José Miguel Puerta Vílchez
With a PhD in Arabic Philology, Puerta Vílchez is a tenured professor with the Department of Art History at the University of Granada, and is also the author of Los códigos de utopía de la Alhambra de Granada (The Codes of Utopia in the Alhambra of Granada, 1990), La aventura del cálamo. Historia, formas y artistas de la caligrafía árabe (The Adventure of the Reed Pen: History, forms and artists in Arabic calligraphy, 2007), Leer la Alhambra. Guía visual del Monumento a través de sus inscripciones (Reading the Alhambra: A visual guide to the monument through its inscriptions, 2010, second edition 2015), La poética del agua en el islam (The Poetics of Water in Islam, 2011), El sentido artístico de Qurtuba (The Artistic Sense of Qurtuba) (2015) and Un asceta en la corte nazarí (An Aesthete in the Nasrid Court, 2016). He has also been a co-director and writer for the Biblioteca de al-Andalus (Al-Andalus Library, 9 vols., 2004–2012).
Ana Martínez de Aguilar
Martínez de Aguilar is an independent curator with a bachelor’s degree in Art History from the Universidad Complutense de Madrid.

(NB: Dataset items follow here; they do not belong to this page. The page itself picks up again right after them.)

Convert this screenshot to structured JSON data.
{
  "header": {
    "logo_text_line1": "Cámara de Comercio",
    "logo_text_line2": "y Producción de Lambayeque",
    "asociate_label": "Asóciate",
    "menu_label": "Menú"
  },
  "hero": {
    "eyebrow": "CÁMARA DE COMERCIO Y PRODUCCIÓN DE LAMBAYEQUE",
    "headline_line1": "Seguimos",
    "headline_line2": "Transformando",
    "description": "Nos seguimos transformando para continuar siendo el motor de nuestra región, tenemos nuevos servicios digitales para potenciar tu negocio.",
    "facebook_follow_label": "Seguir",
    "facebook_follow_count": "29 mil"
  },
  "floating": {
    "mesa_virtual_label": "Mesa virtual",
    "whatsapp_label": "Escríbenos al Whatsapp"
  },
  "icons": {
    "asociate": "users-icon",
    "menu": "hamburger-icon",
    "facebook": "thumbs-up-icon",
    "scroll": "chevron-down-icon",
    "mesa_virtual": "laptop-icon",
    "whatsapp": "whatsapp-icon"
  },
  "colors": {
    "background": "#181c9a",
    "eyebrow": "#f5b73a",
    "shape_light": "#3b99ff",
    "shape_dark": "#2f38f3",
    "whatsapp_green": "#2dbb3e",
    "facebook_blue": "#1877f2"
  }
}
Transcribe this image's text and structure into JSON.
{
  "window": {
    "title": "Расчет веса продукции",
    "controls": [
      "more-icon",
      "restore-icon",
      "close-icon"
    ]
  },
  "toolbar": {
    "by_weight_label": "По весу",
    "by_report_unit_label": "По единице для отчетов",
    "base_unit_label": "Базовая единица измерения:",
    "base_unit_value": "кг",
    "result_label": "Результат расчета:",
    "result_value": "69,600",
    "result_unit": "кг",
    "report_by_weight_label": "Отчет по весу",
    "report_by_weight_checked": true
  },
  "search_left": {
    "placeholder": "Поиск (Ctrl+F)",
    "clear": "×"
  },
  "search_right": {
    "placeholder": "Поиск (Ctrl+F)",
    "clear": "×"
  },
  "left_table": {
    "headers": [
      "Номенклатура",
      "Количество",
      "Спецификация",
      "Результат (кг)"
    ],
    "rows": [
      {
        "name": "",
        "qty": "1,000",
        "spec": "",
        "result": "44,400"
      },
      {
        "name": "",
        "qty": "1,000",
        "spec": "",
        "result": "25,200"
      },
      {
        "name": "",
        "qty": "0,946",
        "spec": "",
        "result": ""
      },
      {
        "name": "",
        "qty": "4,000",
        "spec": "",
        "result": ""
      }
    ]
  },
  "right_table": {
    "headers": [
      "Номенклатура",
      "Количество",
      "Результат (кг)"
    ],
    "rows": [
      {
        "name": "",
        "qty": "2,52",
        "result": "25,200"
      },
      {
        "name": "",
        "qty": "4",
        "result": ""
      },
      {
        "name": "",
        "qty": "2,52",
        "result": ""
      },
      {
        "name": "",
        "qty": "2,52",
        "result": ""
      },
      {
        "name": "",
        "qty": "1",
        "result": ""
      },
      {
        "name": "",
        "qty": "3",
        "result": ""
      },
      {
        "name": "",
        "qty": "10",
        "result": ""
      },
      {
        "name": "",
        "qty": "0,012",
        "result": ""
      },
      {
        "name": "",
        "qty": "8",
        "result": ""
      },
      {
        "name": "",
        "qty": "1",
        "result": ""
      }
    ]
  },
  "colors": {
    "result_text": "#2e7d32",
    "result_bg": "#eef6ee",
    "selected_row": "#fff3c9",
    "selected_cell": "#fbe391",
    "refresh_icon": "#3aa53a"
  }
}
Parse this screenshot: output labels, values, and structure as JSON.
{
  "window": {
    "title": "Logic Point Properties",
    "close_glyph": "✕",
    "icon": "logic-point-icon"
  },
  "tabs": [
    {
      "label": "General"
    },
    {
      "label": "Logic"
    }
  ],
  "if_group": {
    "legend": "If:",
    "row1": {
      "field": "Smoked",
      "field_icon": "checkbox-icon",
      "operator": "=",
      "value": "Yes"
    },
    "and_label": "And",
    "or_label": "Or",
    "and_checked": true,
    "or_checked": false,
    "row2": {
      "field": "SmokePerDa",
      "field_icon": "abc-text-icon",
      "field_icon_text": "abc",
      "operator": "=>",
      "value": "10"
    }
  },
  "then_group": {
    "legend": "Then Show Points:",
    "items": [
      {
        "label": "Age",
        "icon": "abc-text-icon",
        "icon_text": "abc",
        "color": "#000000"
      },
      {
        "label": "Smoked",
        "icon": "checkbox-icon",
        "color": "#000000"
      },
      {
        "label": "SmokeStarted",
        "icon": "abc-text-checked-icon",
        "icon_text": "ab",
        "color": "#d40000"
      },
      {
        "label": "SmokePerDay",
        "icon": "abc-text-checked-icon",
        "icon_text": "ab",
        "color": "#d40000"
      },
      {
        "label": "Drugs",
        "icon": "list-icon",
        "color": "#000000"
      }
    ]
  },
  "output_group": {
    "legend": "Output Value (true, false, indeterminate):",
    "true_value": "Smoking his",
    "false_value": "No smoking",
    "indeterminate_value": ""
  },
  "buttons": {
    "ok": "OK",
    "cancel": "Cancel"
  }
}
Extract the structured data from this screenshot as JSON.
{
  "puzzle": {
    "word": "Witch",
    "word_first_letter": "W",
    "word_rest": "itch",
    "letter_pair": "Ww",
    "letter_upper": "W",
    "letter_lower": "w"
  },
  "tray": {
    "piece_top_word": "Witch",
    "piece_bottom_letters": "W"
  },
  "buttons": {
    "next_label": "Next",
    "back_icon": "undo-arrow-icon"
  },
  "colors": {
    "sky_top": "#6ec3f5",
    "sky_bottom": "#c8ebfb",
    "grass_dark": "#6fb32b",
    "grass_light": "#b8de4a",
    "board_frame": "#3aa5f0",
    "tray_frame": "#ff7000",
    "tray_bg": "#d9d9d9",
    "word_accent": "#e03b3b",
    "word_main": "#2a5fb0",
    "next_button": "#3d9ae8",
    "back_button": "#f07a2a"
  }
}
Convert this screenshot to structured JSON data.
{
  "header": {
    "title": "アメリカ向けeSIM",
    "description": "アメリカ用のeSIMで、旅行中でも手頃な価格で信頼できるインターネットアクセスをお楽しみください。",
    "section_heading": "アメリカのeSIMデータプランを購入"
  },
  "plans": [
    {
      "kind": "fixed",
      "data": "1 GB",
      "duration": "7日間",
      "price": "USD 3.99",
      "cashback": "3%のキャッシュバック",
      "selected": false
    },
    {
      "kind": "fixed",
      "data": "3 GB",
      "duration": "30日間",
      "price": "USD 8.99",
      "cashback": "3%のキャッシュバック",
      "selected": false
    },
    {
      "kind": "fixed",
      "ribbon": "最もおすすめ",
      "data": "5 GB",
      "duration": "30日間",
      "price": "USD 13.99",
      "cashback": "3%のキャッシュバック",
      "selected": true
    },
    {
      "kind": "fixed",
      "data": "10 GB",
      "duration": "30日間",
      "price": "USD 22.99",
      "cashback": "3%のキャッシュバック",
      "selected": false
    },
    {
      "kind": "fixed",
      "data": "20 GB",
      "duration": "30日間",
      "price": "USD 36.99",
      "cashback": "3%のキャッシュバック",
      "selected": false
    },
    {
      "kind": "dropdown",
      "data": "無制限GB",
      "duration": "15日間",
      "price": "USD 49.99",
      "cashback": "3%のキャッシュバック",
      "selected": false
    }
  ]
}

She has held numerous exhibitions, the latest on Iranian artist Farideh Lashai and her relationship with Goya’s “Disasters of War,” at the Prado Museum in 2017. She was the director of the Museo Nacional Centro de Arte Reina Sofía (MNCARS) from 2004 through 2007; director of the Esteban Vicente Contemporary Art Museum in Segovia since it was conceived in 1997 and opened in 1998 and up to 2015, except during her years at the helm of MNCARS; director of the Cervantes Institute Patronage Area from 1994 to 1997; advisor to the Minister of Culture, assigned to the section for management of the Prado Museum, working at that gallery from 1993 to 1994, and the Secretary General of the Friends of the Prado Museum Foundation from 1987 to 1993.